You MUST give him space and the time he needs to complete his MLC so he can progress through the stages. He cannot be pressured into coming out before he is ready.
The dangers of falling back into "Replay" are lessened once he reaches the stage of Withdrawal.
In the meantime, if you haven't taken your journey to find your part in this, it's time you did so, now.
Why must you change? Because, for one thing although your husband has put the marriage asunder, YOU must look at YOUR part in the breakdown of the marriage, and change accordingly, because it is now time for you to "grow up" and become what you were meant to be.
Each one of us made mistakes in our marriages and each one of us have areas we need to improve in our lives. The lessons MUST be learned so that IF your marriage was to fail (life has NO guarantees) you won't take the SAME problems into another relationship, if it comes to that, or even if your marriage makes it you won't make the same mistakes once again, and once you make your changes, you will actually like what you become and won't want to go back to what you were. I know I don't like what I used to be, and really like what I've become.
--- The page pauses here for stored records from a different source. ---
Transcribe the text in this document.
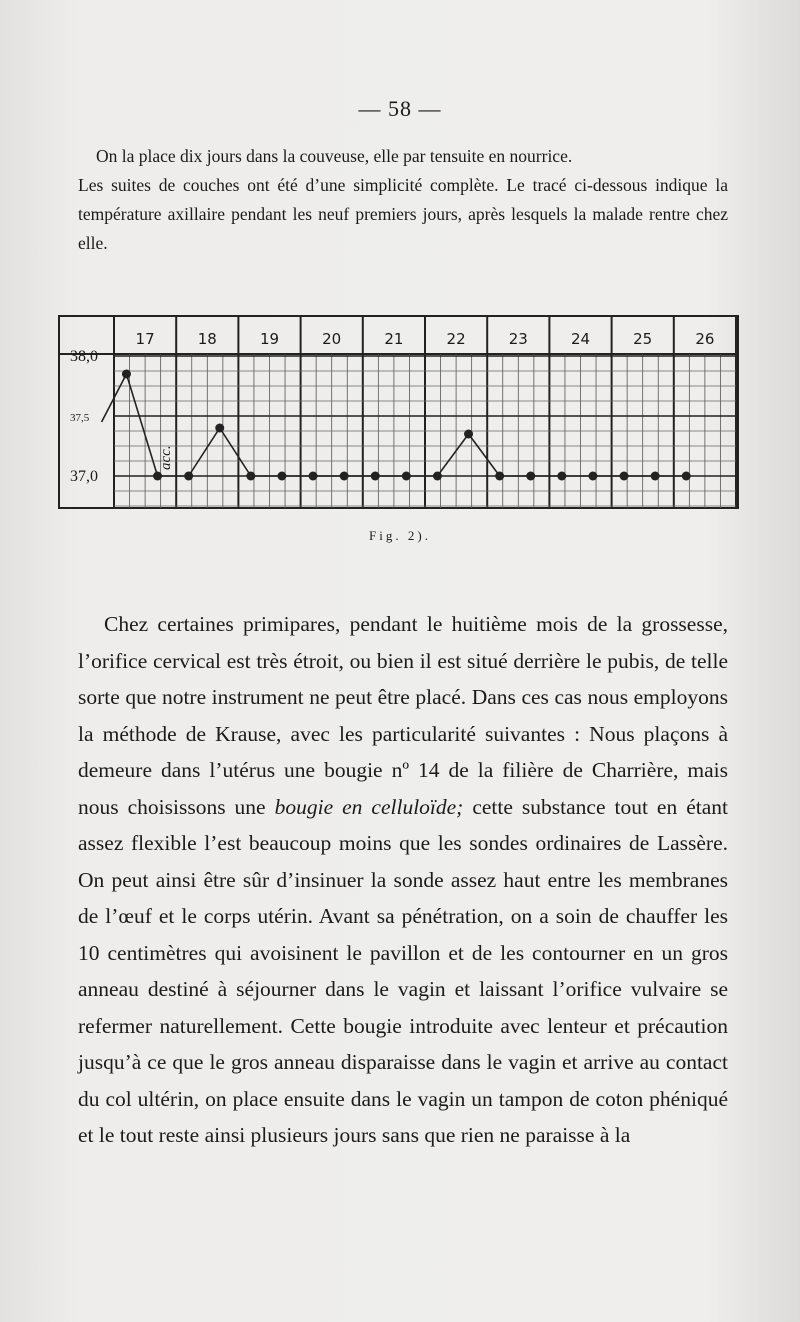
— 58 —

On la place dix jours dans la couveuse, elle par tensuite en nourrice.

Les suites de couches ont été d’une simplicité complète. Le tracé ci-dessous indique la température axillaire pendant les neuf premiers jours, après lesquels la malade rentre chez elle.

17	18	19	20	21	22	23	24	25	26
38,0
37,5
37,0
acc.
Fig. 2).

Chez certaines primipares, pendant le huitième mois de la grossesse, l’orifice cervical est très étroit, ou bien il est situé derrière le pubis, de telle sorte que notre instrument ne peut être placé. Dans ces cas nous employons la méthode de Krause, avec les particularité suivantes : Nous plaçons à demeure dans l’utérus une bougie nº 14 de la filière de Charrière, mais nous choisissons une bougie en celluloïde; cette substance tout en étant assez flexible l’est beaucoup moins que les sondes ordinaires de Lassère. On peut ainsi être sûr d’insinuer la sonde assez haut entre les membranes de l’œuf et le corps utérin. Avant sa pénétration, on a soin de chauffer les 10 centimètres qui avoisinent le pavillon et de les contourner en un gros anneau destiné à séjourner dans le vagin et laissant l’orifice vulvaire se refermer naturellement. Cette bougie introduite avec lenteur et précaution jusqu’à ce que le gros anneau disparaisse dans le vagin et arrive au contact du col ultérin, on place ensuite dans le vagin un tampon de coton phéniqué et le tout reste ainsi plusieurs jours sans que rien ne paraisse à la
It is the same as the DBing principles. I have to confess I didn't know Michelle's principles, but what I was taught while my husband was deep within the tunnel were the SAME things Michelle teaches her clients.
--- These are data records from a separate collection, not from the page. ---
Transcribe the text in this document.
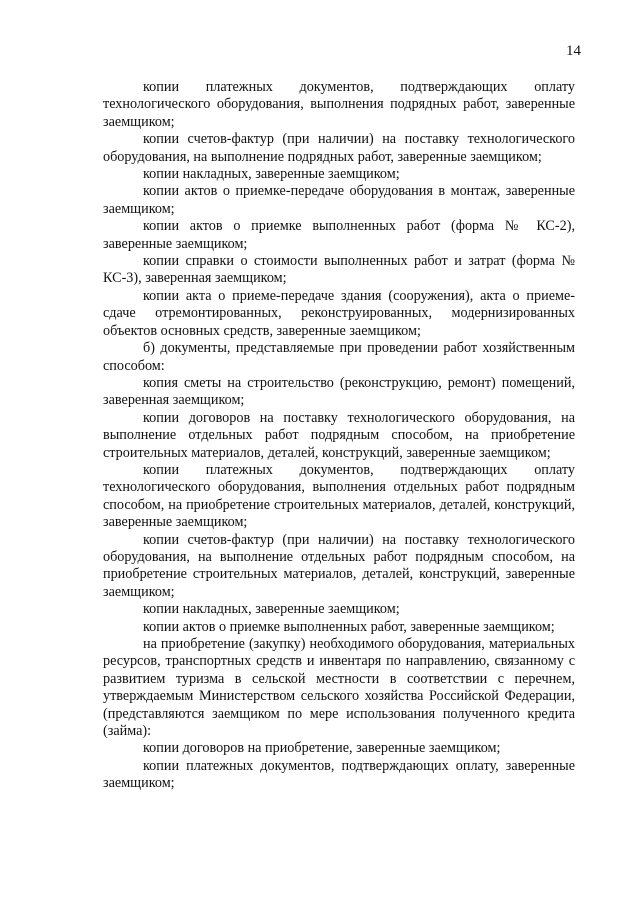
14

копии платежных документов, подтверждающих оплату технологического оборудования, выполнения подрядных работ, заверенные заемщиком;

копии счетов-фактур (при наличии) на поставку технологического оборудования, на выполнение подрядных работ, заверенные заемщиком;

копии накладных, заверенные заемщиком;

копии актов о приемке-передаче оборудования в монтаж, заверенные заемщиком;

копии актов о приемке выполненных работ (форма № КС-2), заверенные заемщиком;

копии справки о стоимости выполненных работ и затрат (форма № КС-3), заверенная заемщиком;

копии акта о приеме-передаче здания (сооружения), акта о приеме-сдаче отремонтированных, реконструированных, модернизированных объектов основных средств, заверенные заемщиком;

б) документы, представляемые при проведении работ хозяйственным способом:

копия сметы на строительство (реконструкцию, ремонт) помещений, заверенная заемщиком;

копии договоров на поставку технологического оборудования, на выполнение отдельных работ подрядным способом, на приобретение строительных материалов, деталей, конструкций, заверенные заемщиком;

копии платежных документов, подтверждающих оплату технологического оборудования, выполнения отдельных работ подрядным способом, на приобретение строительных материалов, деталей, конструкций, заверенные заемщиком;

копии счетов-фактур (при наличии) на поставку технологического оборудования, на выполнение отдельных работ подрядным способом, на приобретение строительных материалов, деталей, конструкций, заверенные заемщиком;

копии накладных, заверенные заемщиком;

копии актов о приемке выполненных работ, заверенные заемщиком;

на приобретение (закупку) необходимого оборудования, материальных ресурсов, транспортных средств и инвентаря по направлению, связанному с развитием туризма в сельской местности в соответствии с перечнем, утверждаемым Министерством сельского хозяйства Российской Федерации, (представляются заемщиком по мере использования полученного кредита (займа):

копии договоров на приобретение, заверенные заемщиком;

копии платежных документов, подтверждающих оплату, заверенные заемщиком;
The changes are for YOU, not for your husband. If he accepts your changes that's fine, but if he doesn't, that should be fine, too. You have to shed the "old" you completely and make way for the "new" you, that will stand her ground no matter how hard your husband tests the waters.
A new marriage calls for new people, and believe me, if your husband lets his MLC mold and shape him, you'll get a "new" man in place of the "old."
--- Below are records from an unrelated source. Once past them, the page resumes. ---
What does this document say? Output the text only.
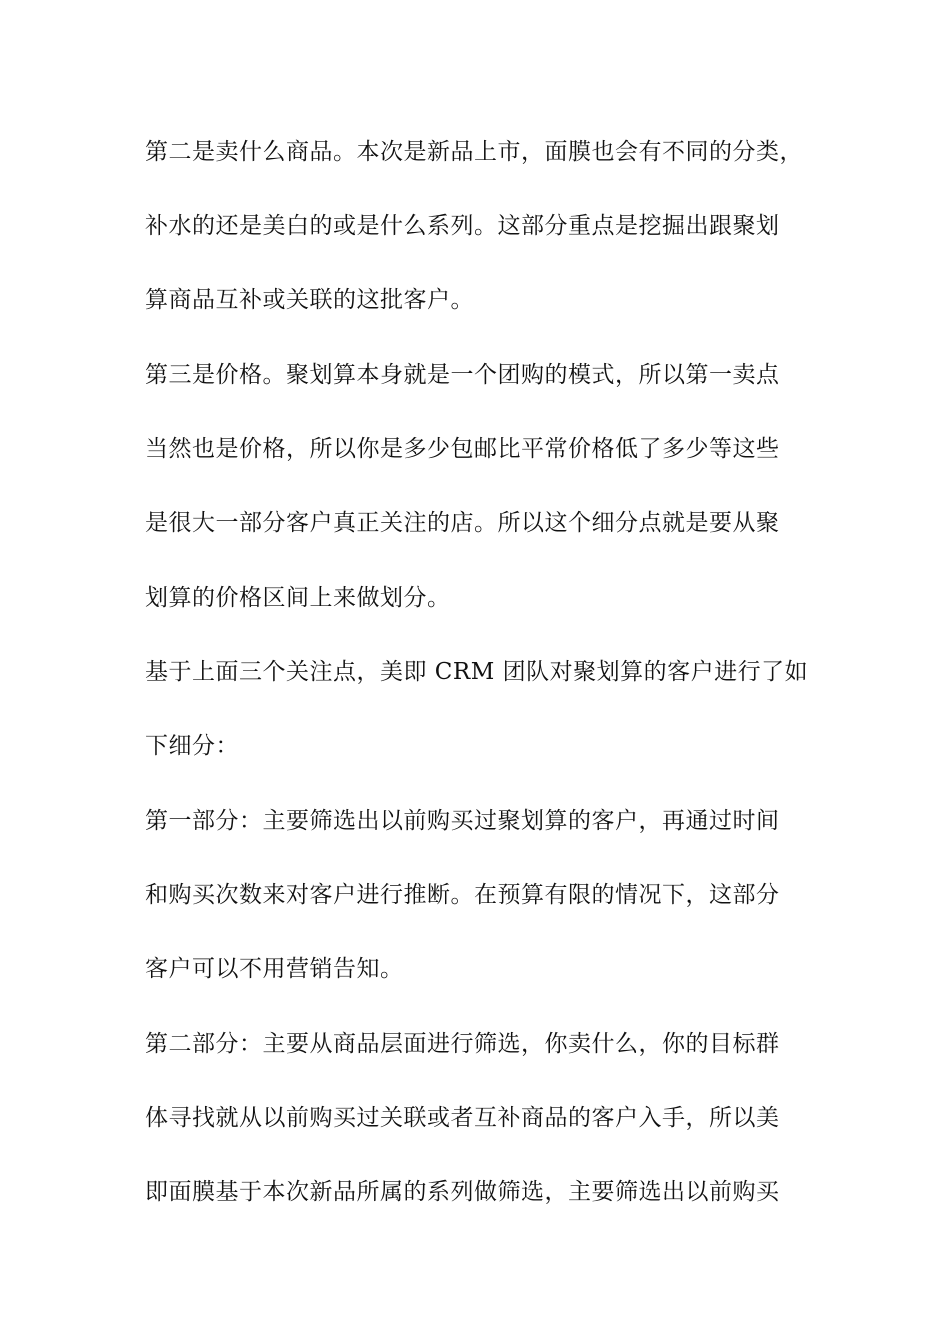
第二是卖什么商品。本次是新品上市，面膜也会有不同的分类，

补水的还是美白的或是什么系列。这部分重点是挖掘出跟聚划

算商品互补或关联的这批客户。

第三是价格。聚划算本身就是一个团购的模式，所以第一卖点

当然也是价格，所以你是多少包邮比平常价格低了多少等这些

是很大一部分客户真正关注的店。所以这个细分点就是要从聚

划算的价格区间上来做划分。

基于上面三个关注点，美即 CRM 团队对聚划算的客户进行了如

下细分：

第一部分：主要筛选出以前购买过聚划算的客户，再通过时间

和购买次数来对客户进行推断。在预算有限的情况下，这部分

客户可以不用营销告知。

第二部分：主要从商品层面进行筛选，你卖什么，你的目标群

体寻找就从以前购买过关联或者互补商品的客户入手，所以美

即面膜基于本次新品所属的系列做筛选，主要筛选出以前购买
He has no choice BUT to change, as his MLC calls for change within him. When YOU change and stick with it, HE will follow suit. I saw it myself and know it's true.
As hard as it is, TIME, PATIENCE and LOVE are called for to help him through. How long it will take, depends on him, because the answers come from him.
My husband has been going through his MLC for 2 years and 8 months. I was made aware something was seriously wrong in September 2001, and I have been hanging with it since then. My husband is now in the stage of Acceptance, and is very close to finishing; how close, I'm not sure, but the rollercoaster ride was a rough one.
No, it was not easy, and I wanted to throw in the towel many times, but I can say I made it on the strength of the Lord, and I use my experience and the wisdom and insight He has given me to help others through.
We are a young couple-he was 36 when it started; I was 32. We are now 39 and 35, and I'm glad this is nearly over with, and I have come to be glad for my circumstances, for the Lord is bringing us through with a better marriage in the making. The changes in my husband have been amazing, and to me, it was worth what I put up with to make it this far.